Director of KMT International Affairs
- Incumbent
- Assumed office November 6, 2025

Personal details
- Born: 1995 (age 30–31)
- Education: New York University (BA, BA, BS) University of Cambridge (MPhil) Harvard University (JD)

= Chiayu Tung =

Chiayu Tung (董佳瑜 (Dǒng Jiāyú); born 1995) is a Taiwanese lawyer who is the director of international affairs of the Kuomintang (KMT).

== Early life and education ==
Tung was born in 1995. She was raised in Shanghai, where her father, a Taiwanese businessman, worked. She graduated from the Shanghai Cambridge International School (上海市实验学校剑桥教育中心), an international high school.

After high school, Tung won a full scholarship to attend New York University, where she graduated with three bachelor's degrees in anthropology, mathematics, and psychology, respectively. She then pursued graduate studies in England, earning a Master of Philosophy (M.Phil.) from the University of Cambridge in international relations, and returned to the U.S. to attend Harvard Law School, where she earned her Juris Doctor (J.D.) degree.

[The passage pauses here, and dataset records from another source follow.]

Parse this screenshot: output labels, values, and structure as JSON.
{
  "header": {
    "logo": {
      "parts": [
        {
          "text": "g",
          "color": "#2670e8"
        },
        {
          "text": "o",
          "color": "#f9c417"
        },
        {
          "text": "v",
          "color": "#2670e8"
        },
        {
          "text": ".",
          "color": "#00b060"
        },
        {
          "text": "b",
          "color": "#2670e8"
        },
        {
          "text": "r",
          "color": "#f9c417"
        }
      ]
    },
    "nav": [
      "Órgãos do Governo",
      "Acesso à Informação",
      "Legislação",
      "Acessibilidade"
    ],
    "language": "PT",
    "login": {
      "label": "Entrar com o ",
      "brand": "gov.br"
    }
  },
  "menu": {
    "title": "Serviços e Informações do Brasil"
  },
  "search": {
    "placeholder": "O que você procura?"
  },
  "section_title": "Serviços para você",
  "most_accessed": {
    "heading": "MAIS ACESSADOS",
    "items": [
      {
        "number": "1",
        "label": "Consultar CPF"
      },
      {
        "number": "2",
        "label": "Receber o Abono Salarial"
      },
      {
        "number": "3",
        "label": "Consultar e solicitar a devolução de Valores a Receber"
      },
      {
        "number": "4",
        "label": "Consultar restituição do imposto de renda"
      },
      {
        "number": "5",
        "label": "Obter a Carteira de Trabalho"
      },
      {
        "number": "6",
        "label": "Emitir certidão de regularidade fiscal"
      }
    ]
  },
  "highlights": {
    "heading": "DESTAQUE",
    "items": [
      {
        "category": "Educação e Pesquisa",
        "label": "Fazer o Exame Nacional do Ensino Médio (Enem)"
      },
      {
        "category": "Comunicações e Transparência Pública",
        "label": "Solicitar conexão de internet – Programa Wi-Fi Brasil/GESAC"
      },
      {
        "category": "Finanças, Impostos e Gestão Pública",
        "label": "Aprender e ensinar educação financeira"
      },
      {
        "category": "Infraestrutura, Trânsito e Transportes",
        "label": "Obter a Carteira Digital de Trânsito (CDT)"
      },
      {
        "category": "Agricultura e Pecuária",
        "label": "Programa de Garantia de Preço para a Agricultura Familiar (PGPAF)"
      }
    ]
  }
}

She was admitted to the New York State Bar Association in 2025. As of 2026, she teaches part-time as a lecturer at the law school of Chinese Culture University.

== Political career ==
On November 6, 2025, the central committee of the KMT, following the recommendation of Cheng Li-wun, named Tung as the director of the party's international affairs department. In April 2026, Tung was among 14 members selected by Cheng to be a part of her visit to mainland China that year.